12 / 21
学校生活
クイーンビー登場
しおりを挟む
翌日の朝、私とブリジットちゃんは学校へ向かっていた。
そのとき、後ろからザワつきが聞こえ、振り返ると、みんなが端に寄り1つの道をつくっていく。道の先には、昨日話していたホーネットさんと特徴が同じロシア系かなと思う美少女がいた。
そしてホーネットさんはライコネンさんとその他大勢の取り巻きを連れ歩いていた。まるで1つの群れみたいだった。
よく見ると、ホーネットさんの前にフラフラと歩いているミレイユさんがいた。なんだか昨日の覇気がないような気がした。
「リンカちゃん、端に寄ろう」
ブリジットちゃんに小声で囁かれ、頷いて端に寄って頭を下げる。早く行ってくれないかな。
ミレイユさんが通ったあと、ホーネットさんの群れが私たちの前にやってくる。このままさっさと行けと思っていると、私の前でホーネットさんの群れが止まる。そして可愛らしいけど、トゲがある声で話しかけられた。
「あなた、誰に許可を取ってスカートを短くしているの?」
私以外に用事があってくれと思っていたけど、ダメだった。
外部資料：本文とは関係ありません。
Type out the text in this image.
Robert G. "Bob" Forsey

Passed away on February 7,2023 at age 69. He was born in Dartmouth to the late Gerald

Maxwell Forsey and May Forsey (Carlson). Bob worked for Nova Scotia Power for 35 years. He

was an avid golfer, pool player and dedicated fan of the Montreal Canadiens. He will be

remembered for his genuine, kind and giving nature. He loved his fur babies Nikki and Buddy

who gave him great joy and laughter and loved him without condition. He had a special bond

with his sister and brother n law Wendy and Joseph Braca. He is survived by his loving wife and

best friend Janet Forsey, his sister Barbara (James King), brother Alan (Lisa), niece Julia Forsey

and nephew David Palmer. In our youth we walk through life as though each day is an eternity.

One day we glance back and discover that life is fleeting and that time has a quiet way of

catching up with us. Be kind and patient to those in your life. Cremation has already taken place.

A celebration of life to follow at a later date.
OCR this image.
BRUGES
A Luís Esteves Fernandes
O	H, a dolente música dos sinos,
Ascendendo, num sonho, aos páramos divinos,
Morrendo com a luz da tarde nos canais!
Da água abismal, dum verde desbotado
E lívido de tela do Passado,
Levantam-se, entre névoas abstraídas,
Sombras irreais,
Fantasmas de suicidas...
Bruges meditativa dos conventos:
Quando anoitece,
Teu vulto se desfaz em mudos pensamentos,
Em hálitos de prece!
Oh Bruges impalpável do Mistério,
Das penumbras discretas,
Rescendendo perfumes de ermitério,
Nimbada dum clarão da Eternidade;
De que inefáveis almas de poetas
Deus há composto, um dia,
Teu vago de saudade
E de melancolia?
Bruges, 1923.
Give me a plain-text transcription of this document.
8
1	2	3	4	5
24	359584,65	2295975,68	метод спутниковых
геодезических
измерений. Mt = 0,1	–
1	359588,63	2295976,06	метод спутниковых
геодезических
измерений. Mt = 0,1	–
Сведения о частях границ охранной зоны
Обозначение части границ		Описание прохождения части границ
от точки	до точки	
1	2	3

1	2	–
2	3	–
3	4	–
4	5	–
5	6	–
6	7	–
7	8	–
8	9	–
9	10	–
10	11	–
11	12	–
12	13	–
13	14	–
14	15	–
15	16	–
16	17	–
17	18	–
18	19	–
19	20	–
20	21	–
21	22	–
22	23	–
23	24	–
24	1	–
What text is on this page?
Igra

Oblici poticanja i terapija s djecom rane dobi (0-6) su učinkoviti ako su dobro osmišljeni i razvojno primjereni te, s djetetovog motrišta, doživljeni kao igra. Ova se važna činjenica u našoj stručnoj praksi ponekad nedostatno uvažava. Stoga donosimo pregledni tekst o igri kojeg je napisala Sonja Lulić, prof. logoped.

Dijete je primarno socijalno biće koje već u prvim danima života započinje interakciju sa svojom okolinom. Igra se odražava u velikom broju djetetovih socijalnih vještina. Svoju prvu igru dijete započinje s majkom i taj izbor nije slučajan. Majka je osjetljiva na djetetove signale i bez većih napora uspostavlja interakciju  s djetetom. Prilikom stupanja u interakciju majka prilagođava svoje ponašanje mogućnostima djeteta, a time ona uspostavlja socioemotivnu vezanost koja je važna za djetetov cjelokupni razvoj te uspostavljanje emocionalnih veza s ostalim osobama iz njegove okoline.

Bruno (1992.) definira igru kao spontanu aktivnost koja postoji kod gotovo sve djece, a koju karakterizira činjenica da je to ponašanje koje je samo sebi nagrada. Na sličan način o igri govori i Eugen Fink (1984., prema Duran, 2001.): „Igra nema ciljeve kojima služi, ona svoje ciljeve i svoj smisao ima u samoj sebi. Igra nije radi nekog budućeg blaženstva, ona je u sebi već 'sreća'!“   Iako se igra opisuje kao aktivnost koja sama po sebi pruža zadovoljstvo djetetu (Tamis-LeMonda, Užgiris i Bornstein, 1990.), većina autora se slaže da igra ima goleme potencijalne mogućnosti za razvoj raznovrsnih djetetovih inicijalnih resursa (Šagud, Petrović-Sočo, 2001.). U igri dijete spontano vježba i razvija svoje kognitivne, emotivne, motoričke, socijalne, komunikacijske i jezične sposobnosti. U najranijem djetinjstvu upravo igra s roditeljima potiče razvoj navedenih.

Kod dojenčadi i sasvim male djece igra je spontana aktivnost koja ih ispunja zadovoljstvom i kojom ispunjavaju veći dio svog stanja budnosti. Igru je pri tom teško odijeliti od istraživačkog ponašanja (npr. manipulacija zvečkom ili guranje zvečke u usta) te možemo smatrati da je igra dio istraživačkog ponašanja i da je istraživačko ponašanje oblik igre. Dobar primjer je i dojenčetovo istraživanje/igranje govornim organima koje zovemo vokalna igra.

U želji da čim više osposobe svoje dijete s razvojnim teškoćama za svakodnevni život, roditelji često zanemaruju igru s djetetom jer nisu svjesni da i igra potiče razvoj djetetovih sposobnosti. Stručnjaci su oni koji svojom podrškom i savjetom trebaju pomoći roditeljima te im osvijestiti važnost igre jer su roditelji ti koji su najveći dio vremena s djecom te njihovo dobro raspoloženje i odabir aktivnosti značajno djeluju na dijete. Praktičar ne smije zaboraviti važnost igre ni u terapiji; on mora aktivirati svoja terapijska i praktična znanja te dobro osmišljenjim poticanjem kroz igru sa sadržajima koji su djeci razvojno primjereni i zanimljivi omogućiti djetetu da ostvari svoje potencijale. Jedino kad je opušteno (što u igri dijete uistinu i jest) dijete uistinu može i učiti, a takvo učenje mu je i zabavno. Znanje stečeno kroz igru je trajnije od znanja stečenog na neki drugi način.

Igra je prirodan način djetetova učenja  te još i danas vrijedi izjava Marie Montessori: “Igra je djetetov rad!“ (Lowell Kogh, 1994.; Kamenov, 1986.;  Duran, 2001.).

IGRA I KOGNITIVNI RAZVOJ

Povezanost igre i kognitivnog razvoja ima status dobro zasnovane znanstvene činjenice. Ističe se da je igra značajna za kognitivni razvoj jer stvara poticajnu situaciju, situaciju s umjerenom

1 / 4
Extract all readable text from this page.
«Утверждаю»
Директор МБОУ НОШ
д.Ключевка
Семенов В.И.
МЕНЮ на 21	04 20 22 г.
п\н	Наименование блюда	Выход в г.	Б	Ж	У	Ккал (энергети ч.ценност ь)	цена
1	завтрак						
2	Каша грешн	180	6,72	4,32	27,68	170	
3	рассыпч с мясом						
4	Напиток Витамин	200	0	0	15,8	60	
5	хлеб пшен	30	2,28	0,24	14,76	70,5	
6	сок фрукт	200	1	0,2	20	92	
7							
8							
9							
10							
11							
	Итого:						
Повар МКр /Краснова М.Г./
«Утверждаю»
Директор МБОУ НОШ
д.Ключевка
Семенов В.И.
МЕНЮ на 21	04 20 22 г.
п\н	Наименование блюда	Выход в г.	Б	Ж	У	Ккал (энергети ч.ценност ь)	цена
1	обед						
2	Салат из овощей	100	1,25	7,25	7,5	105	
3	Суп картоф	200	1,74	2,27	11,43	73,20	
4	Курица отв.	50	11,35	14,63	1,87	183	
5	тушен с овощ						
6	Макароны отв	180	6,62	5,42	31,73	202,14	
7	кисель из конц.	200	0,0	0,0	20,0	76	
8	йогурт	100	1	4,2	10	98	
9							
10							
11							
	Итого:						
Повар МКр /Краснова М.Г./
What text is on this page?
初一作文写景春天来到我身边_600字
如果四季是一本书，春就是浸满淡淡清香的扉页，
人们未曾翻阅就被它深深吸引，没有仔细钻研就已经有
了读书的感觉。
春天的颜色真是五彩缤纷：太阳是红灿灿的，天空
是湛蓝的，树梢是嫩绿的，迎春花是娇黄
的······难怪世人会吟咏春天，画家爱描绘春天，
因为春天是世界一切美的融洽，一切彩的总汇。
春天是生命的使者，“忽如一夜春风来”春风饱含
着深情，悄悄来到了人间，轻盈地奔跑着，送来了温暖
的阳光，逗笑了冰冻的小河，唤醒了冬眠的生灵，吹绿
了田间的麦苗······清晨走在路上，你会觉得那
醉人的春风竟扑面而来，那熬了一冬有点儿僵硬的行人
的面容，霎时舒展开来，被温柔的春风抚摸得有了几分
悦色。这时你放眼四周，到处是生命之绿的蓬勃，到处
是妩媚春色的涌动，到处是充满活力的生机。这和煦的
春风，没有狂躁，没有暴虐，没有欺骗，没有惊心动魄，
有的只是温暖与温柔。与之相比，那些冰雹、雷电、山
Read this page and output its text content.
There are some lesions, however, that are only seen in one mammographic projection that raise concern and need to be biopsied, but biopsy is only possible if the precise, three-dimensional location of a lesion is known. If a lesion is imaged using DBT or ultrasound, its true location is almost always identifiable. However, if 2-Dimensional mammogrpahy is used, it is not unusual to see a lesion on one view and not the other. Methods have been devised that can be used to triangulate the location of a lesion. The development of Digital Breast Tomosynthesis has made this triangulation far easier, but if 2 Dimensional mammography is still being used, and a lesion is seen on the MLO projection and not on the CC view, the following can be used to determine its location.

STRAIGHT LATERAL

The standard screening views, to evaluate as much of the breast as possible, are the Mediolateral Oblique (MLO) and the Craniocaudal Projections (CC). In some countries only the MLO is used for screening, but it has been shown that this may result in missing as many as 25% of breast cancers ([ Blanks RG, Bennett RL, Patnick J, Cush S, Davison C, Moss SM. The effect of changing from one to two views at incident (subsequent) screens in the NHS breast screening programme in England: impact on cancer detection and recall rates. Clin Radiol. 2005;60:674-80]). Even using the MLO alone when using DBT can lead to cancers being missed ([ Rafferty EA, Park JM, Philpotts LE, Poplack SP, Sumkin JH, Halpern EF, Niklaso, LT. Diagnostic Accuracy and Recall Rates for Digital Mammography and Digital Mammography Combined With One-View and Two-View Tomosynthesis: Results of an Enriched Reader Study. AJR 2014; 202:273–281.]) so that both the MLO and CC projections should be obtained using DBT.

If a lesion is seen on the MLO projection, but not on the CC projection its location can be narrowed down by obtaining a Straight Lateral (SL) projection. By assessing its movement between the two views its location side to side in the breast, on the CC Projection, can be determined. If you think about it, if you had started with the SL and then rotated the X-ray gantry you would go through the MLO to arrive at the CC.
いやワンチャン、別の人じゃ……いや、私に話しかけてるに決まってるよね。
顔を上げ、ホーネットさんの顔を見つめる。うわ、めっちゃ美少女だ。いや気持ちで負けるな、リンカ。頑張れ、リンカ!
「私のファッションにあなたの許可はいらない……と思うんですけど……」
最初は自信満々に言えていたんだけど、ホーネットさんとその取り巻きに睨まれて、段々自信を失っていった。完璧に負けてしまった……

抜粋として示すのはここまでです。